According to previous policy, “affirmative consent is freely and affirmatively communicated words or actions given by an informed individual that a reasonable person would believe communicate a willingness to participate in the sexual contact.”
The board added the word “sober” to its definition of “a reasonable person” on Friday to prevent those accused from claiming they couldn’t determine consent because they were intoxicated.
“We wanted to clarify that when we’re using the ‘reasonable person’ standard, we’re looking at a reasonable person that would be sober, not intoxicated,” said Tina Marisam, director of the University’s Office of Equal Opportunity and Affirmative Action, at Friday’s meeting. “Intoxication is not a defense to sexual assault.”
Other policy language was also adjusted for clarity, according to Friday meeting materials. The changes come after feedback from a June Board of Regents meeting.
The proposed administrative policy aims to alleviate fears from potential reporters of sexual assault by giving amnesty from drug or alcohol violations, except when someone gave alcohol or drugs to another “with the intent of causing them to become incapacitated and therefore vulnerable to experiencing prohibited conduct.”
Officials from the EOAA who conduct misconduct investigations already follow that policy informally, Marisam told the Minnesota Daily in February.
“We don’t want to deter reporters,” Marisam said of the proposed change in February. “We also want witnesses and respondents to feel like they can speak candidly during our investigations.”
Some changes to the administrative document aim to align the policy with federal Title IX guidance, she said at the Friday meeting, like giving those accused of sexual misconduct written notice of the allegations and a chance to respond to the investigative report before a decision.

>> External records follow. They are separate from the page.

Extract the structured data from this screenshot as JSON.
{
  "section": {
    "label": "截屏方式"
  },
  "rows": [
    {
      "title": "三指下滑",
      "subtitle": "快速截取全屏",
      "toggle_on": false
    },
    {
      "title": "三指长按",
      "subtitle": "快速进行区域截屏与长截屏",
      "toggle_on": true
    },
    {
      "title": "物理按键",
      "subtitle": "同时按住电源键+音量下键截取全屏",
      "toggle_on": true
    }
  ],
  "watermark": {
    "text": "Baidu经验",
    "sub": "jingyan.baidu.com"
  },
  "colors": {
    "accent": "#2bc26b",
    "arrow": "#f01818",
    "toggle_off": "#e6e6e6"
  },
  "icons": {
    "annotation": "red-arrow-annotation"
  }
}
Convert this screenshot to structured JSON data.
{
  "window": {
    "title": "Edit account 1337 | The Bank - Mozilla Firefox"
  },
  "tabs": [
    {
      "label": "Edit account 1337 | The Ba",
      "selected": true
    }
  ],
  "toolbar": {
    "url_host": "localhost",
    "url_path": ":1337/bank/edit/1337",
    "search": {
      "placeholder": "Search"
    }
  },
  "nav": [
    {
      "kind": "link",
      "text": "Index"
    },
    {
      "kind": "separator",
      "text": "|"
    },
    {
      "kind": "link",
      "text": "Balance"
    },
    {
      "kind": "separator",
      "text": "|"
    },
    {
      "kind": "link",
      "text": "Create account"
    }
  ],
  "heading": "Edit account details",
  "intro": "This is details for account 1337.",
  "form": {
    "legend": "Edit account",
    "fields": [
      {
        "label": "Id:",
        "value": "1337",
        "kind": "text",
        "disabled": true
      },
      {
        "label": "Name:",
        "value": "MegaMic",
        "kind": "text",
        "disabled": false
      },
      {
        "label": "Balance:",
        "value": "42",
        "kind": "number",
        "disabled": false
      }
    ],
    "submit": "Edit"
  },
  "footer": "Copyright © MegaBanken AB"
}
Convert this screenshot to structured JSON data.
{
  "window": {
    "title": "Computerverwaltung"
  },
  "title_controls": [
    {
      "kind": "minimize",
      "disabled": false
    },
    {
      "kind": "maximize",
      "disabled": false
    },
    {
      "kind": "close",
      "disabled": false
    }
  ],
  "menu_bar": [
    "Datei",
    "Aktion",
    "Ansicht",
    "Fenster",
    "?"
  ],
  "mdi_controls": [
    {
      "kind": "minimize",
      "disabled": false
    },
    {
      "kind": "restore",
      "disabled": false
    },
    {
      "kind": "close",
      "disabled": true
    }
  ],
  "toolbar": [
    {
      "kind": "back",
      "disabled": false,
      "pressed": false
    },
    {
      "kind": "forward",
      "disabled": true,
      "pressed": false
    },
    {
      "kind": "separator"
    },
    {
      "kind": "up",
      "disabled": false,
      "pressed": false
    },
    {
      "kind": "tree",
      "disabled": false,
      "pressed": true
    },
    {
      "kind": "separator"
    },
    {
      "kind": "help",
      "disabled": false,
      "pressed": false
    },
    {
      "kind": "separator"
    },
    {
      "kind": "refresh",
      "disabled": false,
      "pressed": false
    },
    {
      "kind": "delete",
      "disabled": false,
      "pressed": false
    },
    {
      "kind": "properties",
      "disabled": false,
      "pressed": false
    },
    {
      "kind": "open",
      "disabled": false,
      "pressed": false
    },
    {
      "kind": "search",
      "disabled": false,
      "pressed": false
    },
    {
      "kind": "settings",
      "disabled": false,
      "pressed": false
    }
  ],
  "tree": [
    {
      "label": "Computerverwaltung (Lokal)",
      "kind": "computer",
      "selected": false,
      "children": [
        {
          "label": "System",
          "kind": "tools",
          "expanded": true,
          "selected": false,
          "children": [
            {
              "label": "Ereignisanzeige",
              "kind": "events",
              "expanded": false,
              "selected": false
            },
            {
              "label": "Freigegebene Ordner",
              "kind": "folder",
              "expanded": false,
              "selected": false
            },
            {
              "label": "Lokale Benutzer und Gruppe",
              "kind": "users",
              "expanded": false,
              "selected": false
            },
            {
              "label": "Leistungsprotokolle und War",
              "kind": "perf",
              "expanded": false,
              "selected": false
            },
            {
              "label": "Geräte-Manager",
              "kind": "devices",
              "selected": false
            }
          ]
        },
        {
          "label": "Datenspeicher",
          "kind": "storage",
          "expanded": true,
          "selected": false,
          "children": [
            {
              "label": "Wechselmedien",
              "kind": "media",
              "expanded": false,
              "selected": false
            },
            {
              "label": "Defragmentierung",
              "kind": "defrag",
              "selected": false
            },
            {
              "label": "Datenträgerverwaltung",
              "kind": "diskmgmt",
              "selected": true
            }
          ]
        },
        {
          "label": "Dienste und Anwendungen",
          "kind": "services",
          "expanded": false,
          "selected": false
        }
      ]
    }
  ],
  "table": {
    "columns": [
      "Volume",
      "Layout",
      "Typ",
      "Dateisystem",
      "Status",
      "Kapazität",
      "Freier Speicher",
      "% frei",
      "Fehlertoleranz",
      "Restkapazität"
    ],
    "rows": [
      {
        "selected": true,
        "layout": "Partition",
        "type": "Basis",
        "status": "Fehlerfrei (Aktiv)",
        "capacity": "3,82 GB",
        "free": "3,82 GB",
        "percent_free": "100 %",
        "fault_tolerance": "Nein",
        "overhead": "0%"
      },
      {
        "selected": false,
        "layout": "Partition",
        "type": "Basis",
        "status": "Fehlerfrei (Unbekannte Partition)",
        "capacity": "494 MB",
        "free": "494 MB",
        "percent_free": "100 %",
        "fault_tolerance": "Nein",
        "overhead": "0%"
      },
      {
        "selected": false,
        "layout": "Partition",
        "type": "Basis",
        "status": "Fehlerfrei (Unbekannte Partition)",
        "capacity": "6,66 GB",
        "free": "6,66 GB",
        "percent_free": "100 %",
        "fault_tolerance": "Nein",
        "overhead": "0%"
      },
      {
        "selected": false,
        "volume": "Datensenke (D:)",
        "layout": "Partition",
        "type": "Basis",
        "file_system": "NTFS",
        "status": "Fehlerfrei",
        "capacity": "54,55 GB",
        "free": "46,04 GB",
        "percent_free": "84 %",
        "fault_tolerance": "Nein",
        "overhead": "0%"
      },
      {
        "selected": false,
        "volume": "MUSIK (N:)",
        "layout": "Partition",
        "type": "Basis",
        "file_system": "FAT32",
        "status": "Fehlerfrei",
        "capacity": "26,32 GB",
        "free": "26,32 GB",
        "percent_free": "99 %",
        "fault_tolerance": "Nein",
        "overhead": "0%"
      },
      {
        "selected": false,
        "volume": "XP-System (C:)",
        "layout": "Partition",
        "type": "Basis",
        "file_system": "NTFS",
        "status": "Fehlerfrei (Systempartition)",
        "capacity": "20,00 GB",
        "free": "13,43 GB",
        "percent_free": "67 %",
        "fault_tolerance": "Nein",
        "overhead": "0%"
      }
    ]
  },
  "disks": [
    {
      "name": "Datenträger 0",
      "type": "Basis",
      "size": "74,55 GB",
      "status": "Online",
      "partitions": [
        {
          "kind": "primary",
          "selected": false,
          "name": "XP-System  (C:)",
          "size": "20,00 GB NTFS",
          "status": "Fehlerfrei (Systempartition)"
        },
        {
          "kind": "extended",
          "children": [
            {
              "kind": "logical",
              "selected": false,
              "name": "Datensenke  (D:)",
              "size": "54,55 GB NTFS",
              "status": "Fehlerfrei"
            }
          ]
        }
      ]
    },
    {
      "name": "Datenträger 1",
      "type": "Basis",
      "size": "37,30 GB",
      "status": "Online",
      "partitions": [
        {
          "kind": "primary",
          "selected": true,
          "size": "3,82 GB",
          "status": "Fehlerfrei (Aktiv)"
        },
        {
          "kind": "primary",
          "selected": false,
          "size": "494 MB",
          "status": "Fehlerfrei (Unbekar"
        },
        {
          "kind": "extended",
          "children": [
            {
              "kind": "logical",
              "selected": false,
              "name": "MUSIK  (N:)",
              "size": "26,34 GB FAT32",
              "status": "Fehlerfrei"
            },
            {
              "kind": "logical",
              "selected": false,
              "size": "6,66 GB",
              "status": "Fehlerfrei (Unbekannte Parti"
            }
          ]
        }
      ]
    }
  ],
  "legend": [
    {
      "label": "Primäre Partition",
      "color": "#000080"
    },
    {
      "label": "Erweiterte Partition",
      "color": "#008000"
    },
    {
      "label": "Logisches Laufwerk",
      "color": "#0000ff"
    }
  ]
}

The policy would be more comprehensive than existing University rules and comply with a 2015 agreement with the U.S. Office for Civil Rights to implement a “single, comprehensive sexual harassment policy,” according to meeting documents.
Officials hope to implement the updated administrative policy on Jan. 1, 2018. Additionally, the administration hopes to begin system-wide sexual misconduct prevention training for employees in the new year, Marisam said.
“Implementing the new policies on Jan. 1 would allow the University to use this training to educate our community on the new policies,” she said.
Some regents praised the University officials’ speed and diligence in evaluating current sexual misconduct policies during Friday’s meeting.
“I don’t think we’re rushing anything here; it’s big, important stuff and we want to make sure we get it right,” Regent David McMillan said at the meeting.
Regent Peggy Lucas said the policies show the University won’t back down against what it considers to be serious behavior.
“I’m really appreciative of how much thought and effort has gone into this,” Lucas said at the meeting.
The Board of Regents also approved the University’s $234.5 million 2018 capital request at the meeting.
Of the total request, $200 million would go to maintain and restore current University assets, a top concern for the Minnesota legislature, said Vice President of University Relations Matt Kramer.
“We have talked extensively with the legislative leadership and we understand that there is an increased priority … that we invest in and maintain our existing infrastructure,” Kramer said at the meeting.